İlk dönemde siyasi partiler düzleminde, ikinci dönemde de “devletin bekâsını kollayan” diğer aktörler düzleminde, AKP tekleşmiştir. Bu zaman aralığında, sonradan karşısına çıkma potansiyeli olan hemen tüm alternatiflerin elenmesi, AKP'nin mevcut tek parti diktatoryasına giden taşları döşemiştir.

Bu alternatif aktörlerin temizlenmesi sürecinin kimi özgünlüklerini dökmek gerekirse:

* Türkiye tarihinin en büyük ekonomik krizi olan 2001 krizi, enflasyonist politikalar izleyen, bütçe açıklarıyla kaynak aktardığı geniş kesimlerden oy toplayan, karşılığında yapısal sorunları artırarak ekonomik büyümeden ödün veren bir politikanın icracısı bir koalisyon hükümetini "hepsi bir arada" yakaladı ve defterlerini dürdü.

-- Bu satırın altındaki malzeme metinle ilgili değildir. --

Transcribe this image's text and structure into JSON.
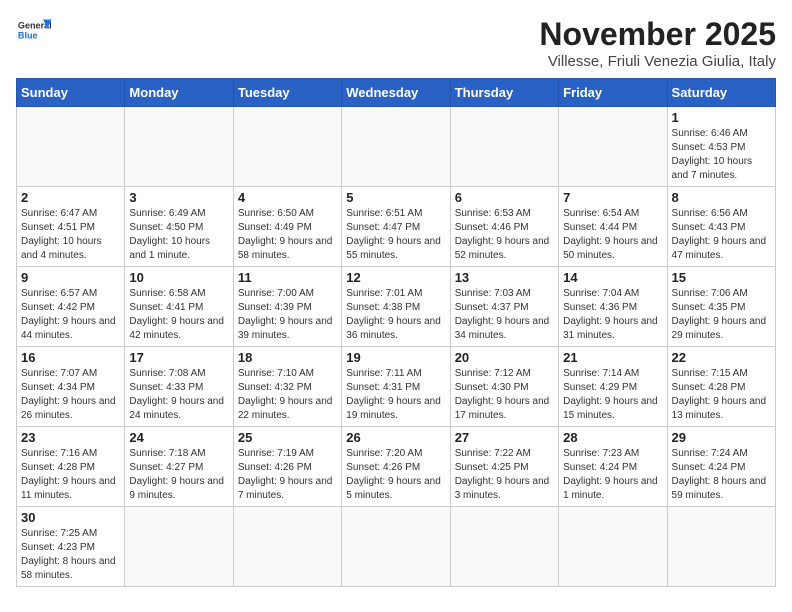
{
  "header": {
    "logo_general": "General",
    "logo_blue": "Blue",
    "month_title": "November 2025",
    "subtitle": "Villesse, Friuli Venezia Giulia, Italy"
  },
  "weekdays": [
    "Sunday",
    "Monday",
    "Tuesday",
    "Wednesday",
    "Thursday",
    "Friday",
    "Saturday"
  ],
  "weeks": [
    [
      {
        "day": "",
        "info": ""
      },
      {
        "day": "",
        "info": ""
      },
      {
        "day": "",
        "info": ""
      },
      {
        "day": "",
        "info": ""
      },
      {
        "day": "",
        "info": ""
      },
      {
        "day": "",
        "info": ""
      },
      {
        "day": "1",
        "info": "Sunrise: 6:46 AM\nSunset: 4:53 PM\nDaylight: 10 hours and 7 minutes."
      }
    ],
    [
      {
        "day": "2",
        "info": "Sunrise: 6:47 AM\nSunset: 4:51 PM\nDaylight: 10 hours and 4 minutes."
      },
      {
        "day": "3",
        "info": "Sunrise: 6:49 AM\nSunset: 4:50 PM\nDaylight: 10 hours and 1 minute."
      },
      {
        "day": "4",
        "info": "Sunrise: 6:50 AM\nSunset: 4:49 PM\nDaylight: 9 hours and 58 minutes."
      },
      {
        "day": "5",
        "info": "Sunrise: 6:51 AM\nSunset: 4:47 PM\nDaylight: 9 hours and 55 minutes."
      },
      {
        "day": "6",
        "info": "Sunrise: 6:53 AM\nSunset: 4:46 PM\nDaylight: 9 hours and 52 minutes."
      },
      {
        "day": "7",
        "info": "Sunrise: 6:54 AM\nSunset: 4:44 PM\nDaylight: 9 hours and 50 minutes."
      },
      {
        "day": "8",
        "info": "Sunrise: 6:56 AM\nSunset: 4:43 PM\nDaylight: 9 hours and 47 minutes."
      }
    ],
    [
      {
        "day": "9",
        "info": "Sunrise: 6:57 AM\nSunset: 4:42 PM\nDaylight: 9 hours and 44 minutes."
      },
      {
        "day": "10",
        "info": "Sunrise: 6:58 AM\nSunset: 4:41 PM\nDaylight: 9 hours and 42 minutes."
      },
      {
        "day": "11",
        "info": "Sunrise: 7:00 AM\nSunset: 4:39 PM\nDaylight: 9 hours and 39 minutes."
      },
      {
        "day": "12",
        "info": "Sunrise: 7:01 AM\nSunset: 4:38 PM\nDaylight: 9 hours and 36 minutes."
      },
      {
        "day": "13",
        "info": "Sunrise: 7:03 AM\nSunset: 4:37 PM\nDaylight: 9 hours and 34 minutes."
      },
      {
        "day": "14",
        "info": "Sunrise: 7:04 AM\nSunset: 4:36 PM\nDaylight: 9 hours and 31 minutes."
      },
      {
        "day": "15",
        "info": "Sunrise: 7:06 AM\nSunset: 4:35 PM\nDaylight: 9 hours and 29 minutes."
      }
    ],
    [
      {
        "day": "16",
        "info": "Sunrise: 7:07 AM\nSunset: 4:34 PM\nDaylight: 9 hours and 26 minutes."
      },
      {
        "day": "17",
        "info": "Sunrise: 7:08 AM\nSunset: 4:33 PM\nDaylight: 9 hours and 24 minutes."
      },
      {
        "day": "18",
        "info": "Sunrise: 7:10 AM\nSunset: 4:32 PM\nDaylight: 9 hours and 22 minutes."
      },
      {
        "day": "19",
        "info": "Sunrise: 7:11 AM\nSunset: 4:31 PM\nDaylight: 9 hours and 19 minutes."
      },
      {
        "day": "20",
        "info": "Sunrise: 7:12 AM\nSunset: 4:30 PM\nDaylight: 9 hours and 17 minutes."
      },
      {
        "day": "21",
        "info": "Sunrise: 7:14 AM\nSunset: 4:29 PM\nDaylight: 9 hours and 15 minutes."
      },
      {
        "day": "22",
        "info": "Sunrise: 7:15 AM\nSunset: 4:28 PM\nDaylight: 9 hours and 13 minutes."
      }
    ],
    [
      {
        "day": "23",
        "info": "Sunrise: 7:16 AM\nSunset: 4:28 PM\nDaylight: 9 hours and 11 minutes."
      },
      {
        "day": "24",
        "info": "Sunrise: 7:18 AM\nSunset: 4:27 PM\nDaylight: 9 hours and 9 minutes."
      },
      {
        "day": "25",
        "info": "Sunrise: 7:19 AM\nSunset: 4:26 PM\nDaylight: 9 hours and 7 minutes."
      },
      {
        "day": "26",
        "info": "Sunrise: 7:20 AM\nSunset: 4:26 PM\nDaylight: 9 hours and 5 minutes."
      },
      {
        "day": "27",
        "info": "Sunrise: 7:22 AM\nSunset: 4:25 PM\nDaylight: 9 hours and 3 minutes."
      },
      {
        "day": "28",
        "info": "Sunrise: 7:23 AM\nSunset: 4:24 PM\nDaylight: 9 hours and 1 minute."
      },
      {
        "day": "29",
        "info": "Sunrise: 7:24 AM\nSunset: 4:24 PM\nDaylight: 8 hours and 59 minutes."
      }
    ],
    [
      {
        "day": "30",
        "info": "Sunrise: 7:25 AM\nSunset: 4:23 PM\nDaylight: 8 hours and 58 minutes."
      },
      {
        "day": "",
        "info": ""
      },
      {
        "day": "",
        "info": ""
      },
      {
        "day": "",
        "info": ""
      },
      {
        "day": "",
        "info": ""
      },
      {
        "day": "",
        "info": ""
      },
      {
        "day": "",
        "info": ""
      }
    ]
  ]
}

* Bu büyük krizin hemen sonrasında, başta Sabancı Holding ve yakın markaja aldığı TÜSİAD başta olmak üzere, şimdilerde çeşitli ABD birimlerinin de işin içinde olduğunu anladığımız yoğun bir lobi-kulis faaliyetiyle AKP islamcıları şaşkın Türkiye burjuvazisine "yeni normal" olarak lanse edildi.

* Konsolidasyon ve geçiş dönemi diyebileceğimiz bu dönemde AKP'nin Kemal Derviş yönetiminde başlayan İMF programına bağlılığı ve birebir sürdürücüsü olması, siyasi alanda büyük bir dokunulmazlık sağladı. Dokunulmazlığın diğer ayağını bu dönemde büyük ölçüde yabancı sermayeye açılan mali tekellerin palazlanması, tüm bankacılık sisteminin yüksek büyüme oranlarına ulaşması oldu.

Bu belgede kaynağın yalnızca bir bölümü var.